When our kids and their friends came in from their Easter egg hunt last night, they announced that they had not only found all of this year’s eggs… They found one from last year, too! Apparently our cousins Alex and Andy are superior Easter egg hiders. They hide eggs so well, sometimes they take a year to find!
I suppose the jelly beans inside could look worse, after melting in July and freezing in January. Cade thought they looked good enough to eat, and so he did. (Which I will choose not to dwell on.)
I wonder if we all look like we’re on a giant Easter egg hunt. All of the people scattered about the earth, who mine the planet and scavenge through what others have left behind–we’re all hunting for something. We fill our pockets and cupboards and bank accounts.

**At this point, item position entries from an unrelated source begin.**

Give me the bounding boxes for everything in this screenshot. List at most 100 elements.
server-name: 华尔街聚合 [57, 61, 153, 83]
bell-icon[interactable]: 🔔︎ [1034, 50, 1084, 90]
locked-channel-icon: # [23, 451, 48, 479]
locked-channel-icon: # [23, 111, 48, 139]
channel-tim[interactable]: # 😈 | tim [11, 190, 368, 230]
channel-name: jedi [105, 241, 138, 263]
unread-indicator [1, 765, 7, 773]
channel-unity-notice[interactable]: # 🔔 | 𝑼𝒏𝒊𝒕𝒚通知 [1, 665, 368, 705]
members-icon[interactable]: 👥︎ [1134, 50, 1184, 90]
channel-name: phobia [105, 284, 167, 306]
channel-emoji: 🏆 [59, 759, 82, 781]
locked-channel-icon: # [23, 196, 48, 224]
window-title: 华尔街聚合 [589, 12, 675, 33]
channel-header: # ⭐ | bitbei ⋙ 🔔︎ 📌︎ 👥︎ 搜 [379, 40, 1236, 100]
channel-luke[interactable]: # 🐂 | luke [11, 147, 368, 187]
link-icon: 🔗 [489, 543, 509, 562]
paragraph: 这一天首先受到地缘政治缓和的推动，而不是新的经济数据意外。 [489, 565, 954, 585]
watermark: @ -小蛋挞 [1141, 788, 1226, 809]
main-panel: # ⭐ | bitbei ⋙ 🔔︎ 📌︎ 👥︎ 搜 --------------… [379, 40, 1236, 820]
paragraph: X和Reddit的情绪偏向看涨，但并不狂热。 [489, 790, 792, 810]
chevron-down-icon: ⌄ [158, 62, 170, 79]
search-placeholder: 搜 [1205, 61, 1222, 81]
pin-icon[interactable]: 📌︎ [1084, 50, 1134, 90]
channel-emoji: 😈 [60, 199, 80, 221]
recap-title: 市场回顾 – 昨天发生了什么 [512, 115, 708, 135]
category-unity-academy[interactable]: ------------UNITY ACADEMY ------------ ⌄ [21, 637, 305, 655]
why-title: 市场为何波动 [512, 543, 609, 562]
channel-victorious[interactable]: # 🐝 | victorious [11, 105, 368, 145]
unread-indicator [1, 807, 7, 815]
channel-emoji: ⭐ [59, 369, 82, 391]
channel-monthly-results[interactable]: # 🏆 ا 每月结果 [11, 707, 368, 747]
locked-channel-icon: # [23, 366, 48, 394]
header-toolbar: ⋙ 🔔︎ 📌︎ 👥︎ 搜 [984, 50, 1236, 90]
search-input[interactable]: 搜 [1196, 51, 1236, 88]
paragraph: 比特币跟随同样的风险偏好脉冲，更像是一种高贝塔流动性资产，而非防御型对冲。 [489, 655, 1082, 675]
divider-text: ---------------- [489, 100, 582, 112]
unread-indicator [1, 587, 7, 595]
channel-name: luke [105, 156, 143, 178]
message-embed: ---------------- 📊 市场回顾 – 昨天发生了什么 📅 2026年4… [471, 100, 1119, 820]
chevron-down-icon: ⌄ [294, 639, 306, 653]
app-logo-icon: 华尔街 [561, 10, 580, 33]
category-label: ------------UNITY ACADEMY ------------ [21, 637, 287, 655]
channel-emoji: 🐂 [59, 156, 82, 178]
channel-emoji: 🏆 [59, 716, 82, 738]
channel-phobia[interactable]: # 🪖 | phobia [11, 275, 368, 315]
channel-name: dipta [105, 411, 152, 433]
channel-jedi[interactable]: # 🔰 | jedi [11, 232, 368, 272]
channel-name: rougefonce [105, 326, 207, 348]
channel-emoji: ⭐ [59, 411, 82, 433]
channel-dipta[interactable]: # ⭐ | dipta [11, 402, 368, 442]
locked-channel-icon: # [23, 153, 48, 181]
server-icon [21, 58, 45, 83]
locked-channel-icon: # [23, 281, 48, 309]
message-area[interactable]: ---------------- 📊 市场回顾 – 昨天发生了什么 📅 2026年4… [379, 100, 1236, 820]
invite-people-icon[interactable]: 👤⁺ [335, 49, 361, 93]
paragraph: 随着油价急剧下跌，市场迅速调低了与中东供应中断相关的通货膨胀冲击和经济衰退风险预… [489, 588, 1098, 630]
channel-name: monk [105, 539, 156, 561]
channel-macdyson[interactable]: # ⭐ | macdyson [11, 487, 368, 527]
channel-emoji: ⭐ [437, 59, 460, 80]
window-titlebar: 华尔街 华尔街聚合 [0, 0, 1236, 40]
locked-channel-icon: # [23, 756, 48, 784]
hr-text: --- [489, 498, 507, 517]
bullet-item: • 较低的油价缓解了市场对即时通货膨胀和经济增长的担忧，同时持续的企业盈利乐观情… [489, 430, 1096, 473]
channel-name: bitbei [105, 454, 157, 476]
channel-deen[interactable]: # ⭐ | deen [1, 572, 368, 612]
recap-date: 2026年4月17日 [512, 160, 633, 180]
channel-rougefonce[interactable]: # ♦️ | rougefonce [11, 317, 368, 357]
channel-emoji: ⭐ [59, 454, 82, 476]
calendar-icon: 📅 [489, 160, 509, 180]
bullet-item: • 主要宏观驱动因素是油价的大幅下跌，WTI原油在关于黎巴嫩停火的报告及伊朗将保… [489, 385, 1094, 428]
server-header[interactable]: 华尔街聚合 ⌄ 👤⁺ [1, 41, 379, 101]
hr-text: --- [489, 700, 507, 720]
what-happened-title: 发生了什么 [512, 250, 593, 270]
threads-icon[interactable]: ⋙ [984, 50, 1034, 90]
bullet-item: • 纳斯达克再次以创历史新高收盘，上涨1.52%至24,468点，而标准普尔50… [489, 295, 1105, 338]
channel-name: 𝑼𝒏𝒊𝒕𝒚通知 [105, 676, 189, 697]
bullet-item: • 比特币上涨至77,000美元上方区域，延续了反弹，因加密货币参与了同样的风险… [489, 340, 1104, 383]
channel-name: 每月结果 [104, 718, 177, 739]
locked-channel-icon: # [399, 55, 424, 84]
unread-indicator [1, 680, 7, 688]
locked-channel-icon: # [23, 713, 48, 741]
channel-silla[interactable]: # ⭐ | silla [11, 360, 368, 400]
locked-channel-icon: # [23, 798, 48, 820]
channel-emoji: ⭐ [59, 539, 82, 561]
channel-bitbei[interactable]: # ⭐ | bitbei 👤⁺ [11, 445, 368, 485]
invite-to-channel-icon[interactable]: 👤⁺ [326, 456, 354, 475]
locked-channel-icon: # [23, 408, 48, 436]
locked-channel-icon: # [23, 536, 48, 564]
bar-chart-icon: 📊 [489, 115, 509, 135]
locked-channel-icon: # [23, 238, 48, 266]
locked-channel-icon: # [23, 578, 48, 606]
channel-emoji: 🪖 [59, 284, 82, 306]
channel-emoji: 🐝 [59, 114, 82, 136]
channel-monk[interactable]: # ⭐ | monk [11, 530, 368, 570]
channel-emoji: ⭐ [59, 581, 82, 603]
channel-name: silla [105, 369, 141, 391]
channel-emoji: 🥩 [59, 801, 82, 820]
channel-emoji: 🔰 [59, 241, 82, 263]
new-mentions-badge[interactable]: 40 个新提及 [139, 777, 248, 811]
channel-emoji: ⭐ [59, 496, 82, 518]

But is there any value in our hunt? To know this, I think we have to look at last year’s egg–the things we pursued last year.
Those new clothes I just had to have, or that counter top I couldn’t live without? Those things don’t have nearly as much appeal as they did last year. On the other hand, that family time that I just had to carve out, and that small group at church that I couldn’t live without? Those pursuits are just as attractive, if not more, than they were last year.
The best Easter hunt starts with the empty tomb. The pursuit of Jesus leads away from the empty, fleeting pleasures of last year’s egg, and toward the treasure that will last forever.